静岡県裾野市にある2020年末に閉鎖予定の同社東日本の東富士工場跡地を利用。人々が生活を送るリアルな環境のもと、自動運転、MaaS、パーソナルモビリティ、ロボット、スマートホーム技術、AI技術などを導入・検証できる実証都市として建設します。
街は、網の目のように道が織り込まれ合う姿から、「Woven City(ウーブン・シティ)」と命名。デンマーク出身の建築家で、ビャルケ・インゲルス・グループ(BIG)CEOのビャルケ・インゲルス氏が都市設計などを担当します。初期は同社従業員やプロジェクト関係者など2,000人程度が住み、将来的には175エーカー(約70万8,000㎡)の規模で街づくりを進めていきます。2021年初頭より着工予定で、世界中の企業や研究者に参画を呼びかけていきます。

(「Woven City」イメージ)
Woven Cityでは、街を通る道を下記の3つに分類し、それらの道が網の目のように織り込まれた街を作ります。
1:スピードが速い車両専用の道として、「e-Palette」など完全自動運転でゼロエミッションのモビリティのみが走行する道。
2:歩行者とスピードが遅いパーソナルモビリティが共存するプロムナードのような道。
3: 歩行者専用の公園内歩道のような道。

(「e-Palette」が街を走行)
建物は、主にカーボンニュートラルな木材で建設。屋根には太陽光発電パネルを設置するなど、環境との調和やサステイナビリティを考慮します。
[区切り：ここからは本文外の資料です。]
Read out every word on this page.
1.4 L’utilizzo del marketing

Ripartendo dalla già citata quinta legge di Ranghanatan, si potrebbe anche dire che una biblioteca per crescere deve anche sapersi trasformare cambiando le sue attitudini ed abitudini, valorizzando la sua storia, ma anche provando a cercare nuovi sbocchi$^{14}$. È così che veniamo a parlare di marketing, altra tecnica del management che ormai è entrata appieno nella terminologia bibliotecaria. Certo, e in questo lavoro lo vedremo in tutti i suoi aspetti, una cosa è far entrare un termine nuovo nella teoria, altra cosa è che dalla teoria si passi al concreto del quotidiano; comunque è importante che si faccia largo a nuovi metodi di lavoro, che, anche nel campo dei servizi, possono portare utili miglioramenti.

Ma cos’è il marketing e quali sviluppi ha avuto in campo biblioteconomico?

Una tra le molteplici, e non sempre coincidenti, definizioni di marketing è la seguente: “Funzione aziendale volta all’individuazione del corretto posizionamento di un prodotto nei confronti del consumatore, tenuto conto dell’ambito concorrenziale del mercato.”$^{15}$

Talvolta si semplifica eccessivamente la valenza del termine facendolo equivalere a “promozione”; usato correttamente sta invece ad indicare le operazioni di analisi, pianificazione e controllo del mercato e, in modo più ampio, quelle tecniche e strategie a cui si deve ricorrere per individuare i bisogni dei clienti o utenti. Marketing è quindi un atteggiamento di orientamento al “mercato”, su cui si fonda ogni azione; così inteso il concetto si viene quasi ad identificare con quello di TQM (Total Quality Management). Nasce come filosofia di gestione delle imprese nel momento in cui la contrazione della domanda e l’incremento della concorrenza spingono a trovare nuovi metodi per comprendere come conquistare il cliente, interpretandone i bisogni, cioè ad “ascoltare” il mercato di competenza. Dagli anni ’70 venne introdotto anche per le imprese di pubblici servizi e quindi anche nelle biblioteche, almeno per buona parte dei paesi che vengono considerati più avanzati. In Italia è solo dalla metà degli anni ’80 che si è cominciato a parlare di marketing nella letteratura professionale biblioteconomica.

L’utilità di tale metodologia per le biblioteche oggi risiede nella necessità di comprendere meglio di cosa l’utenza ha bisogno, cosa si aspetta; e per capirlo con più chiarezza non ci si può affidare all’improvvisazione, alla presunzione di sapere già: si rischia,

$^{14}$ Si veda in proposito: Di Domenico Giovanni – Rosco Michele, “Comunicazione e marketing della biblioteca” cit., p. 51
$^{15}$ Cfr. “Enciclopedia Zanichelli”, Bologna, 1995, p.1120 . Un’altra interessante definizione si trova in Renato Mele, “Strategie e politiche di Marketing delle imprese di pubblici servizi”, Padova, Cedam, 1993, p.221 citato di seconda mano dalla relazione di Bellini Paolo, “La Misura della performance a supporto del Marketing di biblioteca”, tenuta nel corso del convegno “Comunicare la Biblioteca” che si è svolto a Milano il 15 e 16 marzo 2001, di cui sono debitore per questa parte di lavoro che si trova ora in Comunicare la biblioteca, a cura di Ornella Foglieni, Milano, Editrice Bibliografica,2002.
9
インフラは、暮らしを支える燃料電池発電も含めてすべて地下に設置。e-Paletteは、人の輸送やモノの配達に加え、移動用店舗としても使用します。
住民は、室内用ロボットなどの新技術を検証するほか、センサーのデータを活用するAIにより、健康状態をチェックしたり、日々の暮らしに役立てたりすることができます。街の中心や各ブロックには、人々の集いの場として様々な公園・広場を設置し、住民同士のコミュニティが形成されることも目指します。

(住民は室内用ロボットなど新技術を検証する)

(広場を設置し、住民のコミュニティ形成を促す)
トヨタ自動車の豊田章男社長は、「ゼロから街を作り上げることは、たとえ今回のような小さな規模であったとしても、街のインフラの根幹となるデジタルオペレーティングシステムも含めた将来技術の開発に向けて、非常にユニークな機会となります。バーチャルとリアルの世界の両方でAIなどの将来技術を実証することで、街に住む人々、建物、車などモノとサービスが情報でつながることによるポテンシャルを最大化できると考えています」と話しています。